Don't you listen to your heart? (Listen to it...)
Oct 26, 2019
859
Sometimes as of late i have. It's usually a reflection of whatever i'm dealing with or is causing strife and shit in my life. Like staring at a lake and seeing your reflection. Makes sense i guess. Pretty profound but knowledge is power so i guess they don't get me down too bad.
 
BPD Barbie

BPD Barbie

Visionary
Dec 1, 2019
2,361
I get night terrors when I'm extremely stressed where I'm half awake and half asleep and I think I see spiders on my pillow or crawling all over me. I'm petrified of spiders, I usually wake up fully trying to get out the room.
Other than that I have normal nightmares, people stabbing me, skinning me, rape.
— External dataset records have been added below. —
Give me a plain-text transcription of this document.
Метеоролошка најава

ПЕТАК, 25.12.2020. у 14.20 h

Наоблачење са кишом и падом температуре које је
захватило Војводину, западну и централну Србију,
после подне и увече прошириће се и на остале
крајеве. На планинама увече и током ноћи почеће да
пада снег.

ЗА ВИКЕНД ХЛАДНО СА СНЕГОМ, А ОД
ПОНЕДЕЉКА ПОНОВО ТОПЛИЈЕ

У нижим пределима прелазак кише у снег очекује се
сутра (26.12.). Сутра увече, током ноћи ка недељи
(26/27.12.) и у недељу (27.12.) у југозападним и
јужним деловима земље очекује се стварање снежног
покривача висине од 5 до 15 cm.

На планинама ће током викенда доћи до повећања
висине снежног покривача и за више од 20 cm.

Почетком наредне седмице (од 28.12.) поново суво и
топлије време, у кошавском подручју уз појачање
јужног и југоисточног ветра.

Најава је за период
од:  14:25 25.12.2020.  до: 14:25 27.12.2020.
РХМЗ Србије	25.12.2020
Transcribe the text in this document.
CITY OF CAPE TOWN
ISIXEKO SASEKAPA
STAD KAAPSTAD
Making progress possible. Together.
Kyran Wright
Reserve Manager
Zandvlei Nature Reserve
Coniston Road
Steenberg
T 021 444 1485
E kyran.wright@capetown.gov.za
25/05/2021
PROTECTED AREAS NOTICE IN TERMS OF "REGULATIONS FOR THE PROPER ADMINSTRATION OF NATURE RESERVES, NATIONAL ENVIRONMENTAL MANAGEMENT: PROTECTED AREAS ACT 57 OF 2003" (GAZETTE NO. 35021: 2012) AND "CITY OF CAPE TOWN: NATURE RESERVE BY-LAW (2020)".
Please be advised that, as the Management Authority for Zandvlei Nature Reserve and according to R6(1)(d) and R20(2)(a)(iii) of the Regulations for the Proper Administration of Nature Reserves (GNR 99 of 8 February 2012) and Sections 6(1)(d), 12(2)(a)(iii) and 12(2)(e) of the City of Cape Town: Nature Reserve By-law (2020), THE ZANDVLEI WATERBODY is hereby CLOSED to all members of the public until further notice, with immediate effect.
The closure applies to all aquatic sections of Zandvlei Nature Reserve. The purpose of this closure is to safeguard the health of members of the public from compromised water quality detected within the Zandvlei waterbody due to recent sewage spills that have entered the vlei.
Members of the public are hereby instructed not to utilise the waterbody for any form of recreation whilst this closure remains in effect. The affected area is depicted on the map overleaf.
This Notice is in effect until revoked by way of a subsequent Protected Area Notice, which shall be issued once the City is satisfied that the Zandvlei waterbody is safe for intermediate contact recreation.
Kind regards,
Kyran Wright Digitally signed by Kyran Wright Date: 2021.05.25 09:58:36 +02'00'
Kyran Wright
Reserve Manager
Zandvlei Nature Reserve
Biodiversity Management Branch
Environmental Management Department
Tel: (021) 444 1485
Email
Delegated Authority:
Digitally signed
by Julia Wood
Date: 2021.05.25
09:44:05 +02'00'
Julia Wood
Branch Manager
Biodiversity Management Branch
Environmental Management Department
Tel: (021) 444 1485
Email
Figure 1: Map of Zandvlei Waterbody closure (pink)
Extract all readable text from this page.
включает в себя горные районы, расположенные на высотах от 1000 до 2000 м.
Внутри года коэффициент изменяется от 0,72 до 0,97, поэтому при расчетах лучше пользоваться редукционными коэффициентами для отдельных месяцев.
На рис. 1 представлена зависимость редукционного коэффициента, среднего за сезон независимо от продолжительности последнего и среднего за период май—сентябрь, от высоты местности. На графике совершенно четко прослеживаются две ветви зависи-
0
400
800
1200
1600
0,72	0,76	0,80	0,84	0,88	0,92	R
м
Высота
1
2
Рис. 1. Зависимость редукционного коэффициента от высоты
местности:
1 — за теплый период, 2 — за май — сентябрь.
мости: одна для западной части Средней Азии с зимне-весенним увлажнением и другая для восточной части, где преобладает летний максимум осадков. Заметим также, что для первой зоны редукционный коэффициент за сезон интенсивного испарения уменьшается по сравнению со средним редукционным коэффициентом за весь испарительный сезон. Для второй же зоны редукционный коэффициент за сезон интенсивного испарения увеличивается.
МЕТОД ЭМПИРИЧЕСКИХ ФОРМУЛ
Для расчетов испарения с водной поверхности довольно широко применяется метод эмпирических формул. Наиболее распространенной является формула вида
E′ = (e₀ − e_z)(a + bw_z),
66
Fun stuff.
 
Flume

Flume

Villain
Oct 28, 2019
300
They always involve the only person I care about--my abusive ex who I still love, we broke up 2.5 months ago and have had no contact with for the past month.
Sometimes it's him telling me to die, sometimes it's real crazy stuff like dreaming he left behind one of his LEGS so I would have something of his to not feel alone.
Other times it's just reliving traumatic things that happened during the relationship/breakup.

This only started when it became clear I will ctb soon with 100% certainty, and have a concrete plan in place. Why? How can I stop them? Has anyone else experienced this? I feel like I'm going insane. I now stay awake as long as possible, until dawn when I fall asleep from exhaustion, because I don't want to close my eyes and see him. It happens anyway.

Yeah I have dreams about dad. Almost everyrytime it's negative stuff. His face is covered, he can't speak, he's walking away from me and I can't do anything about it. Never stopped since he died and I don't think it will either.
 
E

Epsilon0

Enlightened
Dec 28, 2019
1,874
I have had nightmares since childhood. The recurrent ones are those where I am lost trying to get home, or the ones where the devil takes me to hell. They come and go, I don't have them all the time. They mostly intensify during very stressful periods. A few of them were so vivid and scary, I felt frightened for a long time afterwards.